5 Things Bristol is Famous For

5 Things Bristol is Famous For

Bristol, in the west of England, is known for a variety of things. The Bristolian accent is particularly recognisable, and the people of the region are known for being lovers of cider. But there’s a lot more to the city that you may not know about, whether you’re thinking of visiting or you’ve lived there all your life. It has a long history but plenty to enjoy in the present-day too, including some great arts and culture, from theatre to comedy.

Here are some of the top things that Bristol is famous for.

1. Clifton Suspension Bridge

Clifton suspension bridge (shown above) is arguably Bristol’s most famous landmark, the Clifton Suspension Bridge was designed by the Victorian engineer Isambard Kingdom Brunel. The bridge, which is about 1,532 metres long, connects Clifton in Bristol to Leigh Woods in North Somerset. It can offer some amazing views when you walk, drive, or cycle across it – including when the hot air balloon festival is taking place. It was also the location of the first modern bungee jump in 1979, although the act itself wasn’t actually legal.

Bristol has a lot to offer visitors, with many interesting facts to discover about the city, its history, and how you can enjoy Bristol today.

Bristol habour port

2. Maritime History

Bristol is a port city, and the location of Bristol harbour made it the ideal place for maritime trade. Tobacco, wine, and cotton were some of the commodities that passed through the city. Of course, there is also a darker side to this history. From the 1600s to the 1800s, Bristol was also heavily involved in the slave trade. Many buildings and landmarks in the city have been named after Edward Colston, a prominent politician, philanthropist – and slave trader. However, they are slowly being changed, such as in the case of Colston Hall, a concert hall that has been renamed Bristol Beacon.

Another interesting maritime fact is Bristol’s connection with piracy – that’s why pirates often sound like they have West Country accents! Blackbeard is thought to have been born in Redcliffe, near Bristol Harbourside.

Bristol Beacon

3. Arts and Culture

Bristol is a fantastic hub for arts and culture. It has some prominent venues for all kinds of arts, including Bristol Beacon, where you can attend music concerts of all types, and The Comedy Club. Bristol Hippodrome is home to musicals, theatre, pantomime, stand up comedy, and more. You’ll never be bored if you’re looking for fun and interesting live shows to watch in Bristol.

Bristol is also the birthplace of some famous people in arts and culture. Hollywood star Cary Grant was born in Bristol, and his first job in theatre was working at the Hippodrome. Graffiti artist Banksy is also from Bristol, and his works can be found at various spots around the city. Even Darth Vader is from Bristol – Bristolian David Prowse provided the physical side of Darth Vader (though not his voice).

Bristol IVF

4. Interesting Inventions

Most cities are the birthplace of some interesting inventions or inventors – although some are more interesting than others. Bristol has given rise to some fascinating things, from confectionary to scientific breakthroughs. Bristol is the originator of the drink Ribena, as well as home to Fry’s Chocolate, which was the first company in the world to make chocolate bars and modern chocolate Easter eggs.
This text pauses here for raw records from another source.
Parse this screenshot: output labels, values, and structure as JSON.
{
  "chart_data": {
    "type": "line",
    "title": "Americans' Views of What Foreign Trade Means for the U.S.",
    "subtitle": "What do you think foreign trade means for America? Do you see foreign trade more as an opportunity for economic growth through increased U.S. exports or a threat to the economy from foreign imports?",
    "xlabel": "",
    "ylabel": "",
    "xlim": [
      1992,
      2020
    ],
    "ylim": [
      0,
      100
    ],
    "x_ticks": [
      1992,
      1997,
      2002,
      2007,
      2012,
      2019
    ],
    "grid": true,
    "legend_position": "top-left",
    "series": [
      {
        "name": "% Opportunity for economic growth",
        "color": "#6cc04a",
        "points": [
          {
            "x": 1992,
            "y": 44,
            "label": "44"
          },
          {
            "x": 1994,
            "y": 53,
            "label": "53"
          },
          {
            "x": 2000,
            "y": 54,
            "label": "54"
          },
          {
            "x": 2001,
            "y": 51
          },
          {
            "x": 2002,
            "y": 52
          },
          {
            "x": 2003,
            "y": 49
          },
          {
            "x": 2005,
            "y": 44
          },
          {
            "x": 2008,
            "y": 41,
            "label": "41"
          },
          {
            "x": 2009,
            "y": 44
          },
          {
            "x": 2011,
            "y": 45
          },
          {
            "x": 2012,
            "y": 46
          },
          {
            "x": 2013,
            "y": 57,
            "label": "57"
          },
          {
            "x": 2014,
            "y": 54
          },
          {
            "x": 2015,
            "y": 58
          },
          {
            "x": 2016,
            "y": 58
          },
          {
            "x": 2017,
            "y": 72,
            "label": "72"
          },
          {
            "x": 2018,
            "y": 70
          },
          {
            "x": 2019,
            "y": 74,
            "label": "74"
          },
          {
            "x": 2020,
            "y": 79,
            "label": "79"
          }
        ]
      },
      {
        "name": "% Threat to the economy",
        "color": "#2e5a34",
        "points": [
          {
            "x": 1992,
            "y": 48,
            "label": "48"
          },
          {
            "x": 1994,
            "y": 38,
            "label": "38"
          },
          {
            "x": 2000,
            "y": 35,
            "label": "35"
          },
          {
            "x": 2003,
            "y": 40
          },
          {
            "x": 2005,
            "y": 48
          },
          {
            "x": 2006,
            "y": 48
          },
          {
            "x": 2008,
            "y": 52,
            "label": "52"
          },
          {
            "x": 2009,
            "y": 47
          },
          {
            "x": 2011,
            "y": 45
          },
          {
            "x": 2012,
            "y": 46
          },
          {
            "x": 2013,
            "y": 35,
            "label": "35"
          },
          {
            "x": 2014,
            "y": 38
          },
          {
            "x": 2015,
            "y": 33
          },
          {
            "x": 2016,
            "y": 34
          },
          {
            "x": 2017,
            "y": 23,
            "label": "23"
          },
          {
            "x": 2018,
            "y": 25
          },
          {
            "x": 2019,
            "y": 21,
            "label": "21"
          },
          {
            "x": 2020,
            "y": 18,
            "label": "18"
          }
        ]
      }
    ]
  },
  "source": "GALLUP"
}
On a slightly more sophisticated note, the world’s first IVF baby was conceived in Bristol (although she was born in Oldham, Greater Manchester). Tarmacked roads got their start in Bristol too, where Scottish engineer John Loudon McAdam began remaking roads after joining the Bristol Turnpike Trust as a surveyor in 1816. And almost 90 years later, Bristolian P.J. Kerswell would invent the detachable motorcycle sidecar.

Bristol Balloon Festival

5. Balloon Festival

Every year, the Bristol International Balloon Fiesta takes place in the city. Teams from the UK and around the world take part in mass ascents, with up to 100 balloons taking to the sky at the same time. The event has been taking place for more than 40 years and often draws crowds of more than 100,000 to watch the balloons take flight over the four days of the festival. You can see standard hot air balloons, but also a variety of balloons with special shapes, many of which are made by the Bristol balloon makers Cameron Balloons.

Small scale air displays have also been part of the festival in recent years. These include displays from aerobatic teams such as the Red Arrows and The Blades.